Java and Kotlin are the primary, tested languages.

codelens deliberately stops at general primitives. Framework-specific analysis — "find the request handlers", "assess a migration" — is composed from those primitives rather than built into the tool; see Framework Analysis.

How it works

codelens has two parts:

  • Server (Kotlin/Ktor): runs in the background, scans a target project's bytecode with ClassGraph, resolves the classpath via the Gradle Tooling API, and serves analysis queries over a local REST API. It shuts itself down when idle.
  • CLI (Go): a single static binary that manages the server's lifecycle and formats results.

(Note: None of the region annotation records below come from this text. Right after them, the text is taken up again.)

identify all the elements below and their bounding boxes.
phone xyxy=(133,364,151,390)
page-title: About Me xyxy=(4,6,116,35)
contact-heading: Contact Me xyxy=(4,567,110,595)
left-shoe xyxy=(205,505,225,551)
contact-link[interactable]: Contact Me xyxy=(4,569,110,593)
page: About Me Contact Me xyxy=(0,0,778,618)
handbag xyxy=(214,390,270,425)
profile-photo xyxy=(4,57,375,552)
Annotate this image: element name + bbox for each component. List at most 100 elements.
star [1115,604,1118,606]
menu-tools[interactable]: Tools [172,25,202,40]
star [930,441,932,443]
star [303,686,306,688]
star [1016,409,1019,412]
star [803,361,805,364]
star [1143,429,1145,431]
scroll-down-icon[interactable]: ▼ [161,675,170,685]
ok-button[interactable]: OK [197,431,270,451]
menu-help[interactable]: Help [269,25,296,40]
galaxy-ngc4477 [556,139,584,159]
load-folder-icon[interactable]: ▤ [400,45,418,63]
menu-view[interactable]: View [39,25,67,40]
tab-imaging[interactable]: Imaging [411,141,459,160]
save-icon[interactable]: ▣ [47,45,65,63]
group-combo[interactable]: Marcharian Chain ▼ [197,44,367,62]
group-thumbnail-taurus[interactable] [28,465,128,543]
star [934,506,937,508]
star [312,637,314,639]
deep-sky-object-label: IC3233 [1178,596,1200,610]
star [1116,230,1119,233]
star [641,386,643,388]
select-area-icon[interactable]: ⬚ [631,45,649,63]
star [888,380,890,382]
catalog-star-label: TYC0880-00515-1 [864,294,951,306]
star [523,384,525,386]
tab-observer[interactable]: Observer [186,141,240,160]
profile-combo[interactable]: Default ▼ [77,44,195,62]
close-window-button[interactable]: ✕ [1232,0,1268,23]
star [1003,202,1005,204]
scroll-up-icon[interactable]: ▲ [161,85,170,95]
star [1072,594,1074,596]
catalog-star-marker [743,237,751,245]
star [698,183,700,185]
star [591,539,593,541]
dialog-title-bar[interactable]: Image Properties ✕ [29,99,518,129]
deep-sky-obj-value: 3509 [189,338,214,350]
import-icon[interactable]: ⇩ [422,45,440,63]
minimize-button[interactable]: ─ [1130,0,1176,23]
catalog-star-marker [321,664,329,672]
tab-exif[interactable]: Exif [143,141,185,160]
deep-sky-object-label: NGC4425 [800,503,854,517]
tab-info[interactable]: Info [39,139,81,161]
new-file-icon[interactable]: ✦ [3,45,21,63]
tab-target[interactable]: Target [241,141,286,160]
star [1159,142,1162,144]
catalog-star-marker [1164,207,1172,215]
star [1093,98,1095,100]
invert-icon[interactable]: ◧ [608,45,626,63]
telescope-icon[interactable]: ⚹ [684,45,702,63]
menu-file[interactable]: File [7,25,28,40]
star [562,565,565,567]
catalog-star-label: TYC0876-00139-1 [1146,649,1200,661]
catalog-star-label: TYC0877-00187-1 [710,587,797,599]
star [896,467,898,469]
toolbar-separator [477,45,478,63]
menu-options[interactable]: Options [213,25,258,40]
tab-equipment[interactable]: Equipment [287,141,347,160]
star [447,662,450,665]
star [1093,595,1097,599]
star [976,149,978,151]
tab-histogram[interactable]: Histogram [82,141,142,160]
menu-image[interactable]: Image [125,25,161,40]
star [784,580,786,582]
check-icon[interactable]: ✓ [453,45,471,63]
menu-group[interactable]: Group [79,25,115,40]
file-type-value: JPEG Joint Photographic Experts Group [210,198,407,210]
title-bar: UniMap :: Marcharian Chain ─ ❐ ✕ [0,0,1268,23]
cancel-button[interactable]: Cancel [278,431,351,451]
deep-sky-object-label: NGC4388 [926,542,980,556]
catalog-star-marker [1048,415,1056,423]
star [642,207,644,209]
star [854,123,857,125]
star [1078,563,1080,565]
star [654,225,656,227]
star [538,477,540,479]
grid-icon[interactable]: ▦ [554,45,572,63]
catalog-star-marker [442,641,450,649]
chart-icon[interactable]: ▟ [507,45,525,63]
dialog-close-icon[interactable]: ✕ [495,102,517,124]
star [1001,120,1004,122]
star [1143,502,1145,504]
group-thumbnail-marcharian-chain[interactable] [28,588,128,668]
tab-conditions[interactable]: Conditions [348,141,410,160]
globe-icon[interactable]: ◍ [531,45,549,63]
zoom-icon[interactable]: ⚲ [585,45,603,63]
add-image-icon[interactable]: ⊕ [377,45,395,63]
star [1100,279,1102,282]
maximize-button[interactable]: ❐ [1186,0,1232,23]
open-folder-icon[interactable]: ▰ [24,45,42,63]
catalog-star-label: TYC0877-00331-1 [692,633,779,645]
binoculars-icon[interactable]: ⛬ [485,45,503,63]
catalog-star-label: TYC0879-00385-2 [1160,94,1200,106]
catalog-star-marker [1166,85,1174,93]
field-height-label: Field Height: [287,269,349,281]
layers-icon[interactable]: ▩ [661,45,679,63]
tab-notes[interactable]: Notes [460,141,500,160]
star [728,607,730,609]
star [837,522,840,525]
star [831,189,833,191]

It auto-starts the server on first use.
cd ~/work/my-service
codelens classes list --package "com.example.*"
codelens classes show com.example.UserService
codelens source show java.util.HashMap

What it's good for

  • Mapping an unfamiliar codebase: what implements an interface, what calls what, what a package contains.
  • Pulling exact source or bytecode-derived stubs for any class on the classpath — your code, library code, or the JDK.
  • Feeding precise, structural context to other tools and LLM workflows via --json.

Scope

  • Targets are analyzed from compiled bytecode, so the project must build first. See Target Project Setup.
  • The target must be a Gradle project (Gradle wrapper present).
  • The server runs on a JDK 21+; codelens auto-discovers one from SDKMAN or Homebrew. See JDK Resolution.